Financial Times Deutschland:
  • Germany is blocking a euro-region decision that would allow Greece to gain aid if needed, citing the group's disagreement over tapping International Monetary Fund help. Germany, Italy, Finland and the Netherlands favor bringing the IMF on board in case Greece needs aid while other member states are opposed. The German government in Berlin said yesterday that no decision on aid for Greece will be taken at a meeting of EU leaders in Brussels on March 25-26, an indication that the issues aren't resolved.
  • China's Hunger for Oil Hard for US to Digest. The world’s third-largest energy consumer continues to devour crude, meaning Washington faces a potential problem as it tries to tighten the screws on Iran, Tamsin Carlisle reports. It is no secret that some OPEC nations have been pumping crude above their quotas.

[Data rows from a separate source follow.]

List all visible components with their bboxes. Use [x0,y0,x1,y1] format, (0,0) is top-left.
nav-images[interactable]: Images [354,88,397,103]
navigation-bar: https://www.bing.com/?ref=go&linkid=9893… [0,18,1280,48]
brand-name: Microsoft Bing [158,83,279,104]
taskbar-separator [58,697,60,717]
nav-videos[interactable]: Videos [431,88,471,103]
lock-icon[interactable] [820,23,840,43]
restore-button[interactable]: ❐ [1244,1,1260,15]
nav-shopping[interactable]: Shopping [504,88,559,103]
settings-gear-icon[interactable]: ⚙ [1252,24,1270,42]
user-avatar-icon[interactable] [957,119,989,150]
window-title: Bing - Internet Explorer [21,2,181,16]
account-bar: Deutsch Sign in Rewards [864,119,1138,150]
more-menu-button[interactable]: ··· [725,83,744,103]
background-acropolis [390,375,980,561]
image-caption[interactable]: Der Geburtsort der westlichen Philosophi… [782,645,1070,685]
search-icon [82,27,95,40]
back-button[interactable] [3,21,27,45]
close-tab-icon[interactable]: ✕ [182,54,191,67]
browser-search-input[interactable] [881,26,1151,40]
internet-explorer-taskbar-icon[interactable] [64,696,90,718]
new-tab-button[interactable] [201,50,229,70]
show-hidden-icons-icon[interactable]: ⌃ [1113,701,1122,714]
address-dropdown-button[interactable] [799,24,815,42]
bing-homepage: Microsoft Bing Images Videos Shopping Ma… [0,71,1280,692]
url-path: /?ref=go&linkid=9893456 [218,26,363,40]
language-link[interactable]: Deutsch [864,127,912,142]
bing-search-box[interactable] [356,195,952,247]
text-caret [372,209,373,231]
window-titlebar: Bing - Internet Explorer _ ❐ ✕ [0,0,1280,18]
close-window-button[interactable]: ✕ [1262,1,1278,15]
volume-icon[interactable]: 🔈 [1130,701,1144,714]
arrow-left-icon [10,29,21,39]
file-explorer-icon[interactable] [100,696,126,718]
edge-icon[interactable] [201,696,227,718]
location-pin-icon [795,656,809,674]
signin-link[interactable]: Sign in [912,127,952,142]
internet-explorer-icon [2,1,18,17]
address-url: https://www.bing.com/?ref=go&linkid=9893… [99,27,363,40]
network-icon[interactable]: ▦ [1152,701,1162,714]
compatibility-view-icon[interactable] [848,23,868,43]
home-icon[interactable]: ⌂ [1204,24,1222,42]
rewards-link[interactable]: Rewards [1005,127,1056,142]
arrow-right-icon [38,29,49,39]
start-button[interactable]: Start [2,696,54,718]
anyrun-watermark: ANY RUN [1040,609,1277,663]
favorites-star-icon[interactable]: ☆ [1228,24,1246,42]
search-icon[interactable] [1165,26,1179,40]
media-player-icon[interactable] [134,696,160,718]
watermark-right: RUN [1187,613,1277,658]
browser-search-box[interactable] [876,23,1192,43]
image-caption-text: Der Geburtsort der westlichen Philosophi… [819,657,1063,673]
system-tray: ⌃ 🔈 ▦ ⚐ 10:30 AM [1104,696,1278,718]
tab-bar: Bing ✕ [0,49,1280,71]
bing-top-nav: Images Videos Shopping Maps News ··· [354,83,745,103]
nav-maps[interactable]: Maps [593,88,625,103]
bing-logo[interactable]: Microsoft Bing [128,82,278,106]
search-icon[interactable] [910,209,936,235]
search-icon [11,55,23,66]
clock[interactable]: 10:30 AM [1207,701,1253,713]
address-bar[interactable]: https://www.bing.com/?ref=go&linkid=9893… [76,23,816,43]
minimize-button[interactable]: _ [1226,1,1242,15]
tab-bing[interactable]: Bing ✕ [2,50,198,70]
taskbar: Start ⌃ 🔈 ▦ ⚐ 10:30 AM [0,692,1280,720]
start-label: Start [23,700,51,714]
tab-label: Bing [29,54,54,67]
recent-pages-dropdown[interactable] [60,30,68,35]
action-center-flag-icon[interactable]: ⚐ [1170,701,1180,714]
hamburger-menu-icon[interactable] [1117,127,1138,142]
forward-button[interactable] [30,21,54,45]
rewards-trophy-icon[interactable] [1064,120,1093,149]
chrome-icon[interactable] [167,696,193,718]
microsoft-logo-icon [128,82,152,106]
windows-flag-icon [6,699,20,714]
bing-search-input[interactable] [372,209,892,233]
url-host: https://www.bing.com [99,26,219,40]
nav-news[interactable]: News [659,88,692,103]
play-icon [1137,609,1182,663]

What is more mysterious in an oversupplied oil market is where in the world those unsanctioned barrels have ended up. In the case of Iran’s estimated 400,000 barrels per day (bpd) of excess output, the answer could lie, at least partly, in China. The world’s third-biggest energy consumer has been stockpiling crude for the past 18 months in response to a government programme to establish strategic petroleum reserves equal to 90 days of consumption. China’s state-controlled oil companies may be planning to increase their supply of refined fuels to Iran as the traditional western suppliers have yielded to diplomatic pressure from their governments to discontinue business ties with Iran. Chinese enterprises have signed agreements to develop three of Iran’s biggest untapped oilfields. The unwritten side deal is for many barrels of current and future Iranian crude production to flow to Beijing in return for a smaller supply of fuel from Chinese refineries. While its oil exports to the West have shrunk, Iran strengthened its crude flow to China by about a third between 2007 and last year, to 544,000 bpd from 411,000 bpd. China is Tehran’s second-biggest customer for crude after Japan. Iran is Beijing’s second-biggest crude supplier, behind Saudi Arabia. It supplied about 15 per cent of Chinese oil imports last year. Beijing looks to Iran as “a major source of future oil supplies”, and that is not likely to change, said James Placke, a senior associate at IHS Cambridge Energy Research Associates. “They’d have to go through a substantial policy reversal and I’d be surprised if they did that.” That does not bode well for the success of Washington’s plan to toughen sanctions against Tehran by cutting off petrol supplies and urging others to do the same. To work, that strategy would require a UN Security Council resolution, which China would be unlikely to support. India, which supplies the most petrol to Iran, is also unlikely to comply with the US call for tougher sanctions. Like China, Asia’s second-most populous nation is also a significant importer of Iranian crude and is looking at future gas supplies from Iran.